Finished in September

Long works:

  1. Descent into the Depth of the Earth by Paul Kidd – #readMyOwnDamnBooks reread
  2. The Séance by Iain Lawrence – library book
  3. (I’ll probably finish From the Dust Returned by Ray Bradbury by Saturday.)

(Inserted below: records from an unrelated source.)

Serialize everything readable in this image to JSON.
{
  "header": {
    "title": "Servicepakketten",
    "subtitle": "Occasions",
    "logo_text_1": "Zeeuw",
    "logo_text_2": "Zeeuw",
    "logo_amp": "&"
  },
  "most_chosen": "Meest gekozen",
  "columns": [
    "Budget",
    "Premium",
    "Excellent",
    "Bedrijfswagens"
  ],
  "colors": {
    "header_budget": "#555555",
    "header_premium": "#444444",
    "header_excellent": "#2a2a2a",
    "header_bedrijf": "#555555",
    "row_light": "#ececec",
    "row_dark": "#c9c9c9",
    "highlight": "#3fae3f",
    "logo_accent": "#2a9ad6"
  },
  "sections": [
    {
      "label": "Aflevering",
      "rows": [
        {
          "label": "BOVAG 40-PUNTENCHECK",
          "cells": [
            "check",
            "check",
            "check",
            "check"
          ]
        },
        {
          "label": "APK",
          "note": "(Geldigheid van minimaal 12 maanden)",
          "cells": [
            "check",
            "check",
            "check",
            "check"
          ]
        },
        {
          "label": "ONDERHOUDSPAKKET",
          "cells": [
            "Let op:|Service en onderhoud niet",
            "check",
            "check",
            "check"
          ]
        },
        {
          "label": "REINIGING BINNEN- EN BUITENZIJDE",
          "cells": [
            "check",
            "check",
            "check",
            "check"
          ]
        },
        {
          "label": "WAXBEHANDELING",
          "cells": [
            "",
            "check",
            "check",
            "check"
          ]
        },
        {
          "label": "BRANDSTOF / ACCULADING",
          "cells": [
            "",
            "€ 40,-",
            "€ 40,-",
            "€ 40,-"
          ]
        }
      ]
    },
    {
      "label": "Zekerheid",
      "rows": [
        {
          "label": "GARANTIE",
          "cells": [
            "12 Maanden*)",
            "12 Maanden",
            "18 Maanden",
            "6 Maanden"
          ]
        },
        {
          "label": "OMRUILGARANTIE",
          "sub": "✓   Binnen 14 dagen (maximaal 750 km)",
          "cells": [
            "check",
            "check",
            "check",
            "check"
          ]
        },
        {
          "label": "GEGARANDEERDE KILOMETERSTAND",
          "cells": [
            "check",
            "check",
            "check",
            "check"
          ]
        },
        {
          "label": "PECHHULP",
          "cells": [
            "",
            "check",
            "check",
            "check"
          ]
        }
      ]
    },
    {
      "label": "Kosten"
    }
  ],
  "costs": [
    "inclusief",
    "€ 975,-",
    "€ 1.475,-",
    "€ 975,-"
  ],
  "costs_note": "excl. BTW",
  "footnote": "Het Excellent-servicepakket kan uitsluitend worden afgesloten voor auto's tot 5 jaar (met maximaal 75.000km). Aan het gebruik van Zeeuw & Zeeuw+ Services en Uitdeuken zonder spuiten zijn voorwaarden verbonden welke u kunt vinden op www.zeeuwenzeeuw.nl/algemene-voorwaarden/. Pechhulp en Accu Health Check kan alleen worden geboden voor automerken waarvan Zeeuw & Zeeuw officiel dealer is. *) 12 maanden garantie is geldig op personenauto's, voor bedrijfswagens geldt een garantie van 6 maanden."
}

I didn’t finish my other library book, American Ghost, although I read about two-thirds of it.

Shorter works:

  1. “Keeping His Promise” by Algernon Blackwwod
  2. “The Invisible Assistant” by John Gaspard
  3. “Smee” by A. M. Burrage
  4. “The Daemon Lover” by Shirley Jackson
  5. “Flop Sweat” by Harlan Ellison
  6. “The Green-Eyed Boy” by Peter S. Beagle
  7. “Two Hearts” by Peter S. Beagle

Additions to my Library

  1. The Faerie Key by  Denise D. Young, 9/8/2016, Amazon
  2. The Invisible Assistant by John Gaspard, 9/8/2016, Amazon
  3. The Whole Art of Detection by Lyndsay Faye, 9/8/2016, ARC
  4. Heaven’s Ditch: God, Gold, and Murder on the Erie Canal by Jack Kelly, 9/8/2016, I won it from Doing Dewey!
  5. A subscription to Fantasy & Science Fiction magazine, 9/26/16, Amazon

Notes

My plan for October is to read R.I.P. books that I already own. But, you know how plans are.